Legend Holdings Corporation, the parent company of personal computer and smartphone maker Lenovo Group, is said to be one of the two Hong Kong-listed mainland firms chosen for a pilot program to float non-tradable H shares.

The company, listed in Hong Kong in 2015, proposed amendments to its Articles of Association in a statement to the Hong Kong bourse last Monday, allowing "the conversion of all or part of domestic shares into overseas listed foreign shares for listing and trading on overseas stock exchange (s)".

Such a move will pave the way for a trial program to convert the company's non-tradable, Hong Kong-listed stock into free-floating shares.

The State Council is reported to be considering a plan to convert the substantial non-tradable stock held by the big shareholders of Hong Kong-listed mainland firms into ordinary shares that can be sold and bought on the secondary market.

Two Hong Kong-listed mainland companies, including the country's first internet-only insurer Zhong An Online P&C Insurance whose shares surged as much as 18 percent during its trading debut in September, were being considered for the pilot program.

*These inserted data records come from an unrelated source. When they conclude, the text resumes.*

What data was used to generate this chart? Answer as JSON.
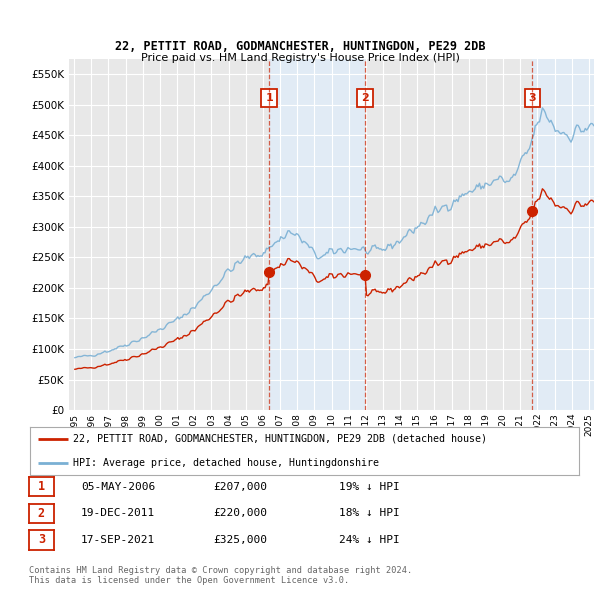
{
  "title": "22, PETTIT ROAD, GODMANCHESTER, HUNTINGDON, PE29 2DB",
  "subtitle": "Price paid vs. HM Land Registry's House Price Index (HPI)",
  "property_label": "22, PETTIT ROAD, GODMANCHESTER, HUNTINGDON, PE29 2DB (detached house)",
  "hpi_label": "HPI: Average price, detached house, Huntingdonshire",
  "footnote": "Contains HM Land Registry data © Crown copyright and database right 2024.\nThis data is licensed under the Open Government Licence v3.0.",
  "sales": [
    {
      "num": 1,
      "date": "05-MAY-2006",
      "price": 207000,
      "x_year": 2006.37,
      "hpi_pct": "19% ↓ HPI"
    },
    {
      "num": 2,
      "date": "19-DEC-2011",
      "price": 220000,
      "x_year": 2011.96,
      "hpi_pct": "18% ↓ HPI"
    },
    {
      "num": 3,
      "date": "17-SEP-2021",
      "price": 325000,
      "x_year": 2021.71,
      "hpi_pct": "24% ↓ HPI"
    }
  ],
  "ylim": [
    0,
    575000
  ],
  "yticks": [
    0,
    50000,
    100000,
    150000,
    200000,
    250000,
    300000,
    350000,
    400000,
    450000,
    500000,
    550000
  ],
  "xlim_start": 1994.7,
  "xlim_end": 2025.3,
  "background_color": "#ffffff",
  "plot_bg_color": "#e8e8e8",
  "grid_color": "#ffffff",
  "hpi_color": "#7ab0d4",
  "hpi_fill_color": "#daeaf5",
  "price_color": "#cc2200",
  "vline_color": "#cc2200",
  "shade_color": "#ddeeff"
}
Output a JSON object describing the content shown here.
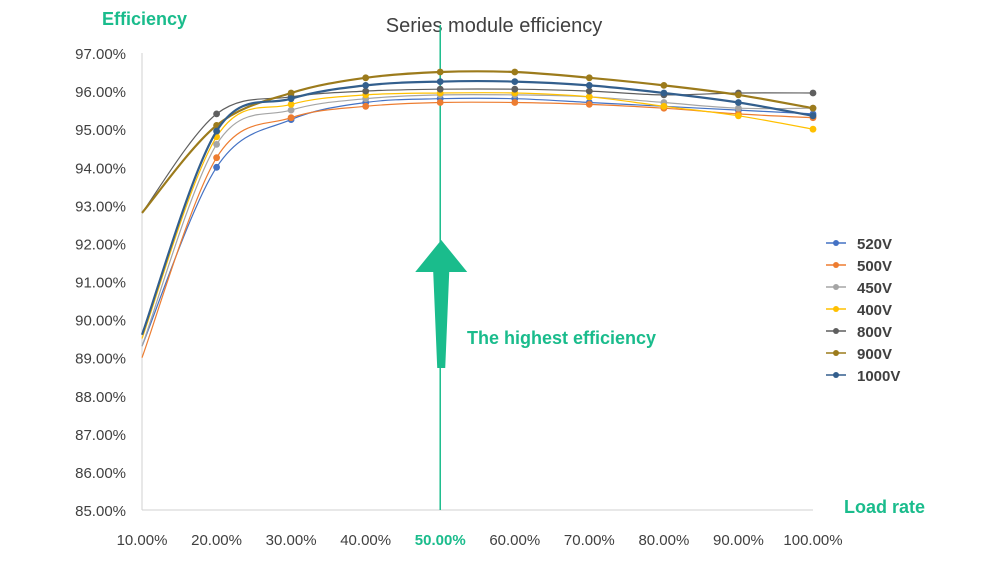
{
  "chart_data": {
    "type": "line",
    "title": "Series module efficiency",
    "ylabel": "Efficiency",
    "xlabel": "Load rate",
    "x": [
      0.1,
      0.2,
      0.3,
      0.4,
      0.5,
      0.6,
      0.7,
      0.8,
      0.9,
      1.0
    ],
    "xlim": [
      0.1,
      1.0
    ],
    "ylim": [
      0.85,
      0.97
    ],
    "x_ticks": [
      "10.00%",
      "20.00%",
      "30.00%",
      "40.00%",
      "50.00%",
      "60.00%",
      "70.00%",
      "80.00%",
      "90.00%",
      "100.00%"
    ],
    "y_ticks": [
      "97.00%",
      "96.00%",
      "95.00%",
      "94.00%",
      "93.00%",
      "92.00%",
      "91.00%",
      "90.00%",
      "89.00%",
      "88.00%",
      "87.00%",
      "86.00%",
      "85.00%"
    ],
    "y_tick_values": [
      0.97,
      0.96,
      0.95,
      0.94,
      0.93,
      0.92,
      0.91,
      0.9,
      0.89,
      0.88,
      0.87,
      0.86,
      0.85
    ],
    "grid": false,
    "legend_position": "right",
    "highlight_x": 0.5,
    "highlight_color": "#1abc8c",
    "annotation": "The highest efficiency",
    "series": [
      {
        "name": "520V",
        "color": "#4472c4",
        "values": [
          0.893,
          0.94,
          0.9525,
          0.957,
          0.958,
          0.958,
          0.957,
          0.956,
          0.955,
          0.954
        ]
      },
      {
        "name": "500V",
        "color": "#ed7d31",
        "values": [
          0.89,
          0.9425,
          0.953,
          0.956,
          0.957,
          0.957,
          0.9565,
          0.9555,
          0.954,
          0.953
        ]
      },
      {
        "name": "450V",
        "color": "#a5a5a5",
        "values": [
          0.893,
          0.946,
          0.955,
          0.958,
          0.959,
          0.959,
          0.9585,
          0.957,
          0.9555,
          0.9555
        ]
      },
      {
        "name": "400V",
        "color": "#ffc000",
        "values": [
          0.895,
          0.948,
          0.9565,
          0.959,
          0.9595,
          0.9595,
          0.9585,
          0.956,
          0.9535,
          0.95
        ]
      },
      {
        "name": "800V",
        "color": "#5f5f5f",
        "values": [
          0.928,
          0.954,
          0.9585,
          0.96,
          0.9605,
          0.9605,
          0.96,
          0.959,
          0.9595,
          0.9595
        ]
      },
      {
        "name": "900V",
        "color": "#9c7b1c",
        "values": [
          0.928,
          0.951,
          0.9595,
          0.9635,
          0.965,
          0.965,
          0.9635,
          0.9615,
          0.959,
          0.9555
        ]
      },
      {
        "name": "1000V",
        "color": "#335f8d",
        "values": [
          0.896,
          0.9495,
          0.958,
          0.9615,
          0.9625,
          0.9625,
          0.9615,
          0.9595,
          0.957,
          0.9535
        ]
      }
    ]
  }
}
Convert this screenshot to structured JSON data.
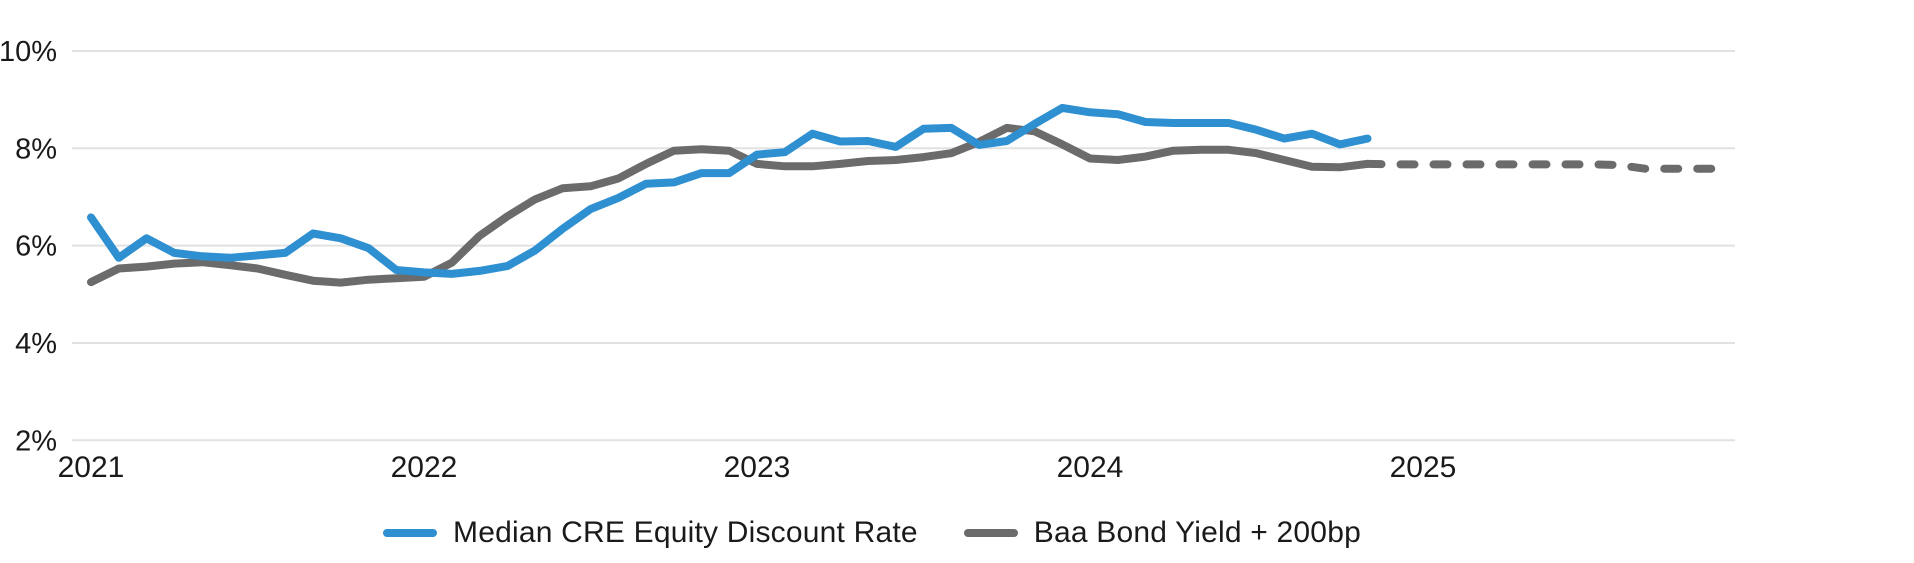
{
  "colors": {
    "background": "#FFFFFF",
    "gridline": "#E2E2E2",
    "axis_text": "#1A1A1A",
    "blue_series": "#2E8FD1",
    "gray_series": "#6B6B6B"
  },
  "chart_data": {
    "type": "line",
    "title": "",
    "xlabel": "",
    "ylabel": "",
    "grid": "horizontal-only",
    "x_axis": {
      "start": "Jan 2021",
      "end": "Dec 2025",
      "months_total": 60,
      "tick_labels": [
        "2021",
        "2022",
        "2023",
        "2024",
        "2025"
      ],
      "tick_month_indexes": [
        0,
        12,
        24,
        36,
        48
      ]
    },
    "y_axis": {
      "unit": "%",
      "ylim": [
        2,
        10
      ],
      "tick_values": [
        10,
        8,
        6,
        4,
        2
      ],
      "tick_labels": [
        "10%",
        "8%",
        "6%",
        "4%",
        "2%"
      ]
    },
    "series": [
      {
        "name": "Baa Bond Yield + 200bp",
        "color": "#6B6B6B",
        "style": "solid",
        "start_month_index": 0,
        "values": [
          5.25,
          5.53,
          5.57,
          5.63,
          5.66,
          5.6,
          5.53,
          5.4,
          5.28,
          5.24,
          5.3,
          5.33,
          5.36,
          5.65,
          6.2,
          6.6,
          6.95,
          7.18,
          7.22,
          7.38,
          7.68,
          7.95,
          7.98,
          7.95,
          7.68,
          7.63,
          7.63,
          7.68,
          7.74,
          7.76,
          7.82,
          7.9,
          8.13,
          8.42,
          8.35,
          8.08,
          7.79,
          7.76,
          7.83,
          7.95,
          7.97,
          7.97,
          7.9,
          7.76,
          7.62,
          7.61,
          7.68
        ]
      },
      {
        "name": "Baa Bond Yield + 200bp (forecast)",
        "color": "#6B6B6B",
        "style": "dashed",
        "start_month_index": 46,
        "values": [
          7.68,
          7.67,
          7.67,
          7.67,
          7.67,
          7.67,
          7.67,
          7.67,
          7.67,
          7.66,
          7.58,
          7.58,
          7.58,
          7.58
        ]
      },
      {
        "name": "Median CRE Equity Discount Rate",
        "color": "#2E8FD1",
        "style": "solid",
        "start_month_index": 0,
        "values": [
          6.58,
          5.75,
          6.15,
          5.85,
          5.78,
          5.75,
          5.8,
          5.85,
          6.25,
          6.15,
          5.95,
          5.5,
          5.45,
          5.42,
          5.48,
          5.58,
          5.9,
          6.35,
          6.75,
          6.98,
          7.27,
          7.3,
          7.49,
          7.49,
          7.87,
          7.92,
          8.3,
          8.14,
          8.15,
          8.03,
          8.4,
          8.42,
          8.07,
          8.15,
          8.5,
          8.83,
          8.74,
          8.7,
          8.54,
          8.52,
          8.52,
          8.52,
          8.38,
          8.2,
          8.3,
          8.08,
          8.2
        ]
      }
    ],
    "legend": {
      "position": "bottom-center",
      "items": [
        {
          "label": "Median CRE Equity Discount Rate",
          "color": "#2E8FD1"
        },
        {
          "label": "Baa Bond Yield + 200bp",
          "color": "#6B6B6B"
        }
      ]
    }
  }
}
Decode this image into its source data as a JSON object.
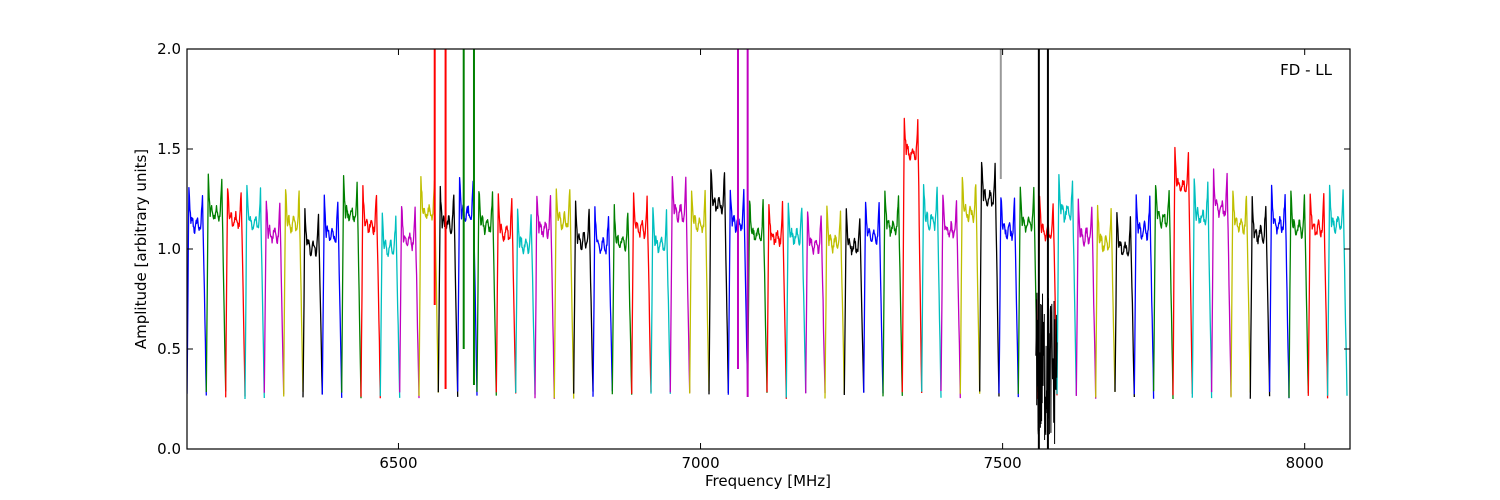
{
  "chart_data": {
    "type": "line",
    "title": "",
    "xlabel": "Frequency [MHz]",
    "ylabel": "Amplitude [arbitrary units]",
    "annotation": "FD - LL",
    "xlim": [
      6150,
      8075
    ],
    "ylim": [
      0.0,
      2.0
    ],
    "xticks": [
      6500,
      7000,
      7500,
      8000
    ],
    "xtick_labels": [
      "6500",
      "7000",
      "7500",
      "8000"
    ],
    "yticks": [
      0.0,
      0.5,
      1.0,
      1.5,
      2.0
    ],
    "ytick_labels": [
      "0.0",
      "0.5",
      "1.0",
      "1.5",
      "2.0"
    ],
    "grid": false,
    "color_cycle": [
      "#0000ff",
      "#008000",
      "#ff0000",
      "#00bfbf",
      "#bf00bf",
      "#bfbf00",
      "#000000"
    ],
    "channel_width_mhz": 32,
    "channel_start_mhz": 6150,
    "channel_count": 60,
    "channel_edge_level": 0.27,
    "channel_peak_levels": [
      1.3,
      1.36,
      1.32,
      1.31,
      1.25,
      1.3,
      1.19,
      1.25,
      1.35,
      1.3,
      1.18,
      1.22,
      1.36,
      1.3,
      1.35,
      1.3,
      1.26,
      1.2,
      1.28,
      1.32,
      1.22,
      1.2,
      1.21,
      1.28,
      1.2,
      1.36,
      1.3,
      1.4,
      1.31,
      1.25,
      1.24,
      1.24,
      1.2,
      1.21,
      1.19,
      1.24,
      1.29,
      1.66,
      1.32,
      1.27,
      1.36,
      1.43,
      1.27,
      1.31,
      1.26,
      1.36,
      1.24,
      1.21,
      1.18,
      1.27,
      1.33,
      1.49,
      1.34,
      1.38,
      1.3,
      1.25,
      1.3,
      1.28,
      1.28,
      1.3
    ],
    "rfi_spikes": [
      {
        "frequency": 6560,
        "color": "#ff0000",
        "min": 0.72
      },
      {
        "frequency": 6578,
        "color": "#ff0000",
        "min": 0.3
      },
      {
        "frequency": 6608,
        "color": "#008000",
        "min": 0.5
      },
      {
        "frequency": 6625,
        "color": "#008000",
        "min": 0.32
      },
      {
        "frequency": 7062,
        "color": "#bf00bf",
        "min": 0.4
      },
      {
        "frequency": 7078,
        "color": "#bf00bf",
        "min": 0.26
      },
      {
        "frequency": 7497,
        "color": "#999999",
        "min": 1.35
      },
      {
        "frequency": 7560,
        "color": "#000000",
        "min": 0.0
      },
      {
        "frequency": 7575,
        "color": "#000000",
        "min": 0.0
      }
    ],
    "noise_band": {
      "from": 7555,
      "to": 7590,
      "color": "#000000",
      "min": 0.0,
      "max": 0.8
    }
  }
}
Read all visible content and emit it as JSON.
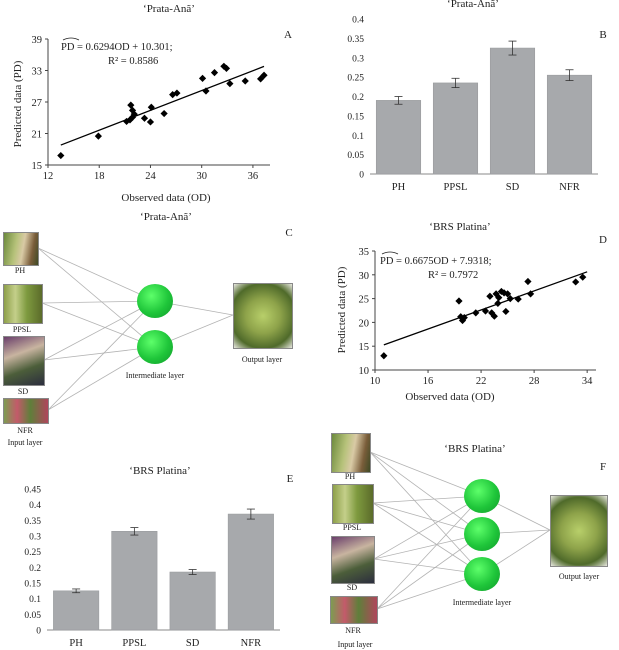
{
  "chart_data": [
    {
      "id": "A",
      "type": "scatter",
      "title": "‘Prata-Anã’",
      "xlabel": "Observed data (OD)",
      "ylabel": "Predicted data (PD)",
      "xlim": [
        12,
        38
      ],
      "ylim": [
        15,
        39
      ],
      "xticks": [
        "12",
        "18",
        "24",
        "30",
        "36"
      ],
      "yticks": [
        "15",
        "21",
        "27",
        "33",
        "39"
      ],
      "equation_text": "PD = 0.6294OD + 10.301;",
      "r2_text": "R² = 0.8586",
      "slope": 0.6294,
      "intercept": 10.301,
      "fit_x": [
        13.5,
        37.3
      ],
      "points": [
        [
          13.5,
          16.8
        ],
        [
          17.9,
          20.5
        ],
        [
          21.2,
          23.3
        ],
        [
          21.6,
          23.6
        ],
        [
          21.9,
          24.1
        ],
        [
          21.7,
          26.4
        ],
        [
          21.9,
          25.4
        ],
        [
          22.1,
          24.7
        ],
        [
          23.3,
          23.9
        ],
        [
          24.1,
          26.0
        ],
        [
          24.0,
          23.2
        ],
        [
          25.6,
          24.8
        ],
        [
          26.6,
          28.4
        ],
        [
          27.1,
          28.7
        ],
        [
          30.1,
          31.5
        ],
        [
          30.5,
          29.1
        ],
        [
          31.5,
          32.6
        ],
        [
          32.6,
          33.8
        ],
        [
          32.9,
          33.4
        ],
        [
          33.3,
          30.5
        ],
        [
          35.1,
          31.0
        ],
        [
          36.9,
          31.4
        ],
        [
          37.3,
          32.1
        ]
      ]
    },
    {
      "id": "B",
      "type": "bar",
      "title": "‘Prata-Anã’",
      "categories": [
        "PH",
        "PPSL",
        "SD",
        "NFR"
      ],
      "values": [
        0.19,
        0.235,
        0.325,
        0.255
      ],
      "errors": [
        0.01,
        0.012,
        0.018,
        0.014
      ],
      "ylim": [
        0,
        0.4
      ],
      "yticks": [
        "0",
        "0.05",
        "0.1",
        "0.15",
        "0.2",
        "0.25",
        "0.3",
        "0.35",
        "0.4"
      ]
    },
    {
      "id": "D",
      "type": "scatter",
      "title": "‘BRS Platina’",
      "xlabel": "Observed data (OD)",
      "ylabel": "Predicted data (PD)",
      "xlim": [
        10,
        35
      ],
      "ylim": [
        10,
        35
      ],
      "xticks": [
        "10",
        "16",
        "22",
        "28",
        "34"
      ],
      "yticks": [
        "10",
        "15",
        "20",
        "25",
        "30",
        "35"
      ],
      "equation_text": "PD = 0.6675OD + 7.9318;",
      "r2_text": "R² = 0.7972",
      "slope": 0.6675,
      "intercept": 7.9318,
      "fit_x": [
        11,
        34
      ],
      "points": [
        [
          11,
          13
        ],
        [
          19.5,
          24.5
        ],
        [
          19.7,
          21.2
        ],
        [
          19.9,
          20.4
        ],
        [
          20.1,
          21.0
        ],
        [
          21.4,
          22.0
        ],
        [
          22.5,
          22.4
        ],
        [
          23.0,
          25.5
        ],
        [
          23.2,
          22.0
        ],
        [
          23.5,
          21.3
        ],
        [
          23.7,
          26.0
        ],
        [
          23.9,
          24.0
        ],
        [
          24.0,
          25.2
        ],
        [
          24.3,
          26.5
        ],
        [
          24.6,
          26.2
        ],
        [
          24.8,
          22.3
        ],
        [
          25.0,
          26.0
        ],
        [
          25.3,
          25.0
        ],
        [
          26.2,
          24.9
        ],
        [
          27.3,
          28.6
        ],
        [
          27.6,
          26.0
        ],
        [
          32.7,
          28.5
        ],
        [
          33.5,
          29.5
        ]
      ]
    },
    {
      "id": "E",
      "type": "bar",
      "title": "‘BRS Platina’",
      "categories": [
        "PH",
        "PPSL",
        "SD",
        "NFR"
      ],
      "values": [
        0.125,
        0.315,
        0.185,
        0.37
      ],
      "errors": [
        0.006,
        0.012,
        0.008,
        0.016
      ],
      "ylim": [
        0,
        0.45
      ],
      "yticks": [
        "0",
        "0.05",
        "0.1",
        "0.15",
        "0.2",
        "0.25",
        "0.3",
        "0.35",
        "0.4",
        "0.45"
      ]
    }
  ],
  "diagrams": {
    "C": {
      "letter": "C",
      "title": "‘Prata-Anã’",
      "inputs": [
        "PH",
        "PPSL",
        "SD",
        "NFR"
      ],
      "input_layer": "Input layer",
      "intermediate_layer": "Intermediate layer",
      "output_layer": "Output layer"
    },
    "F": {
      "letter": "F",
      "title": "‘BRS Platina’",
      "inputs": [
        "PH",
        "PPSL",
        "SD",
        "NFR"
      ],
      "input_layer": "Input layer",
      "intermediate_layer": "Intermediate layer",
      "output_layer": "Output layer"
    }
  },
  "colors": {
    "bar": "#a7a9ac",
    "marker": "#000000",
    "neuron": "#1fc63a",
    "connection": "#b3b3b3"
  }
}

Currently, 80 percent of Zhong An stocks remain non-tradable and are in the hands of major shareholders, including Ant Financial, Tencent Holdings and Ping An Insurance, due to regulatory barriers. Similarly, some 85 percent of Legend Holdings Corporation stocks cannot be freely traded on the secondary market and are held by big shareholders like State-owned Chinese Academy of Sciences Holdings and China Oceanwide Holdings Group.

It appears to be an educated guess that Legend Holdings Corporation is also on the list.

"The full circulation of H-shares is looking to make a big chunk of stocks from 249 such companies available for public trading, which could unlock 2.6 trillion yuan ($394 billion) non-tradable H-shares, equivalent to some 8 percent of the total value of tradable shares in the Hong Kong stock market," said Matthew Kwok, managing director of Hong Kong-based China Goldjoy Asset Management Ltd.

In its latest report, analysts from Bank of America Merrill Lynch projected that some $122 billion of domestic H-shares, equivalent to 2.4 percent of Hong Kong's stock market capitalization are prone for sale, if the trial program is fully rolled out.

"The Hong Kong Exchanges and Clearing Ltd, the stock market operator, should gain some momentum from the full circulation of H shares, as the pilot program would sharpen Hong Kong's edge as the initial public offering destination for mainland companies," said Kwok.

But shares of some Hong Kong-listed private mainland firms may face "meaningful selling pressure", analysts from Bank of America Merrill Lynch wrote in the report, adding that the program will be carried out in a progressive manner and the whole process may take quite a few years.